A rare feat, a classy Swedish metal album that appeals to metalcore fans, without dumbing down the sound.
American metal is so popular these days, that any European band who wants to get their foot in the door in an attempt to capitalize on the burgeoning movement on this side of the Atlantic is often caught between a rock and a hard place. They could either stick to the kind of adventurous, highly technical post-death/thrash metal that Europe has exported over the years, and have their music sail over the collective heads of the kids who crave nothing but simple, sound-alike metalcore. On the other hand, if they simplify their style to follow the leads of bands such as Lamb of God and Shadows Fall, they'd be branded sellouts by their legions of difficult-to-please fans. Just how to crack the American market without "Americanizing" their sound remains a tough question for anyone across the Atlantic. Arch Enemy appear to finally be making some major strides this year, but other prominent European bands, such as In Flames, Soilwork, and The Haunted have all tried valiantly to cash in on the metal resurgence, but with only middling sales.
Sweden's Darkane is a band who appears to be on the right track. Unlike The Haunted's straightforward style and Soilwork's toned-down direction (both of which recipients of equal parts praise and outright scorn), Darkane have managed to hit just the right note on their fourth album, Layers of Lies. Firmly rooted in the classic Swedish metal of the early 1990s, Darkane draw from early albums by In Flames, At the Gates, and Dark Tranquillity, shredding away a high energy hybrid of death metal's intricately melodic guitar work and thrash metal's more structured songwriting style. At the same time, though, it's not all dense chords and rat-tat-tatting blastbeats, as the band proves to be very adept at slipping in some surprisingly melodic moments, inspired primarily by '90s greats Fear Factory. The ability to make such an aggressive form of music so surprisingly accessible is something rarely achieved; Nevermore do it brilliantly, as do In Flames, and you can add Darkane to the list now as well.

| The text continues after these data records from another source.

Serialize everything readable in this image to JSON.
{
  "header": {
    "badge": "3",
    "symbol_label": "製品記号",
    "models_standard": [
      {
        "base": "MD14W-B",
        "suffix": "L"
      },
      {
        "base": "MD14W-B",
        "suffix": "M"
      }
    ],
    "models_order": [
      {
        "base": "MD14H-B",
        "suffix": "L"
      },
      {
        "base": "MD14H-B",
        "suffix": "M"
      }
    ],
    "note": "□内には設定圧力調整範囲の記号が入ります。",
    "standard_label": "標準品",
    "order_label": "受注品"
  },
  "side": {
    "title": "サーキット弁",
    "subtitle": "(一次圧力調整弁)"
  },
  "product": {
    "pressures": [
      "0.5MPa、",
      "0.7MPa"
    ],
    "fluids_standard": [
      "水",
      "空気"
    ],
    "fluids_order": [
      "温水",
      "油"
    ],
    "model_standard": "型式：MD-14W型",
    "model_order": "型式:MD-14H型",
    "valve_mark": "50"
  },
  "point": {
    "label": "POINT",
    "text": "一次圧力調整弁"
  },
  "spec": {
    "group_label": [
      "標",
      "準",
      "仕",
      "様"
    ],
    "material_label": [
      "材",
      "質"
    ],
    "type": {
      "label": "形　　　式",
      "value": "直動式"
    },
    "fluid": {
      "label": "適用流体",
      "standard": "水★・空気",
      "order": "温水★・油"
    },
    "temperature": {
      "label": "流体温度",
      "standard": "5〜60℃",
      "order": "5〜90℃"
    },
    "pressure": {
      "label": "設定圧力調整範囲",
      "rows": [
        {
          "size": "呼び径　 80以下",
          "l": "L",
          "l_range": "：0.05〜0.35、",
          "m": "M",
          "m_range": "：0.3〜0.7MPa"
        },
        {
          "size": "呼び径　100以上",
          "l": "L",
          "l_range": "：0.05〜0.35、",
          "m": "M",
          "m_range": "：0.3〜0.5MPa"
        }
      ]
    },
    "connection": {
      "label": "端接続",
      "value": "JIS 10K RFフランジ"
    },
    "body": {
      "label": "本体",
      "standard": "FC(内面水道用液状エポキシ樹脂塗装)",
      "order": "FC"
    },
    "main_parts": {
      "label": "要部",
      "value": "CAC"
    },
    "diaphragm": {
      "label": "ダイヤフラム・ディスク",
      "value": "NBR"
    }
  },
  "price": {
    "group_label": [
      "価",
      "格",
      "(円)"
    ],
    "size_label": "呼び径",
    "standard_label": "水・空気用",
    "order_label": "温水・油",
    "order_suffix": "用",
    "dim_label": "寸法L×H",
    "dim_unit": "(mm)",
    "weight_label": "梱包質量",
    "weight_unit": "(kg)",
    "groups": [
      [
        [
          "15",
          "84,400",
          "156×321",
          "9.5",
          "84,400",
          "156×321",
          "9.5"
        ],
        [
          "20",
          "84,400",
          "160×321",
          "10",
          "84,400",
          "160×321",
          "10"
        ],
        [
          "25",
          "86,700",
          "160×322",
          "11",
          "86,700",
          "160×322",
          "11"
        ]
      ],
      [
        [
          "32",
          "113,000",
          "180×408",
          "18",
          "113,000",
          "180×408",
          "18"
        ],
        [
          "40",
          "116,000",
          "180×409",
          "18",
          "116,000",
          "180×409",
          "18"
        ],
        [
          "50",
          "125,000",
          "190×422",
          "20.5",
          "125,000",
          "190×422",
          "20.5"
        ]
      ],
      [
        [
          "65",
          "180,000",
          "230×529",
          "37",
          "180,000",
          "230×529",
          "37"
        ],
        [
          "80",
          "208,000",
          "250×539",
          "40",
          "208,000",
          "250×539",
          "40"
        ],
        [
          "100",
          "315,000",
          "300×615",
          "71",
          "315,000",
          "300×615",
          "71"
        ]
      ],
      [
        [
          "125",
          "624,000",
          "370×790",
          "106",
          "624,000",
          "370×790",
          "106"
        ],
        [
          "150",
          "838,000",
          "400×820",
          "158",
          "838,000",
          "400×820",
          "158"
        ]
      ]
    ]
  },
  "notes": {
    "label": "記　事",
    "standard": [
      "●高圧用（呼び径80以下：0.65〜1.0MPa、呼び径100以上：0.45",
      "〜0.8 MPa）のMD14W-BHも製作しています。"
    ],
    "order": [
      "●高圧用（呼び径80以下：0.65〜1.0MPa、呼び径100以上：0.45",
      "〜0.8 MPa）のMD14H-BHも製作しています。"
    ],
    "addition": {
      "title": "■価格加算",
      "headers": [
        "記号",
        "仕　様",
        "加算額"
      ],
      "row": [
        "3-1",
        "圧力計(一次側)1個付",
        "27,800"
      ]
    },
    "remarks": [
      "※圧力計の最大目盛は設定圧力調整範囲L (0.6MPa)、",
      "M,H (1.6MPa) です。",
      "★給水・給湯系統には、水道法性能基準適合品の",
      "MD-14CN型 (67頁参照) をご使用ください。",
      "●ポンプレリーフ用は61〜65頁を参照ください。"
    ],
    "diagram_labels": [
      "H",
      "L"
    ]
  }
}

Kicking off with the stirring, not to mention brilliantly titled, instrumental "Amnesia of the Wildoerian Apocalypse", replete with the usual blend of symphonics and choral voices that metal bands love to do, the album shifts into overdrive on the fast, and extremely furious, "Secondary Effects", a stunning display of Gothenburg-esque prowess, highlighted by the authoritative drumming by Peter Wildoer (a maniacal percussionist who seems to only know two speeds: stop, and all-out), the welcome inclusion of an actual chorus, and a great dual guitar solo by Christofer Malmstrom and Klas Ideberg. It's an absolutely overwhelming four minute display, one that needs a few listens before listeners can fully adjust to it. Ornate guitar tones open "Organic Canvas", before heading off into more diverse territory, with an impressive array of stuttering tempo changes (not unlike their fellow Swedes Meshuggah), eventually exploding with the kind of soaring chorus that Devin Townsend has mastered with Strapping Young Lad. The brutal-meets-catchy formula climaxes on the stirring title track. Beginning with a melodic, half-acoustic, half electric intro that sounds more power metal than anything, the band erupts into a thunderous, midtempo stride, Malmstrom and Ideberg masterfully keeping their nimble riffs from slipping into metalcore redundancy, as yet another effective, melodic chorus kicks in. As good as Soilwork's recent Stabbing the Drama was, Darkane's highly skilled meshing of hooks and sheer power trounces it.
The band may have an ace drummer and two extraordinary guitarists, but it's lead vocalist Andreas Sydow who emerges as the real star. Boasting a very powerful, highly versatile voice, he brings a sense of style to the music that few American bands, with the exception of the great Warrell Dane of Nevermore, are willing to attempt. Sydow can emit as ferocious a death metal bark as the best of them, but instead of lingering around the cookie monster range, he's a slight level higher, and has the unique ability to enunciate while still conveying extreme metal power with his singing. He doesn't hit any high notes, but as he proves, there's no real need for them, as he keeps things more simple, and less bombastic.
Climaxing with the trio of the cool '80s instrumental groove of "Maelstrom Crisis" (as welcome a left-field entry as we'll hear on a record like this), the startling prog metal of "Decadent Messiah", and the blazing speed of the massively heavy "The Creation Insane", Layers of Lies is an impressive display of charisma and technical skill, an album that deserves recognition from North American audiences. To their credit, Darkane have managed to put together an album that has the ability to appeal to both the older aficionados and the kids, with the band's integrity very much intact.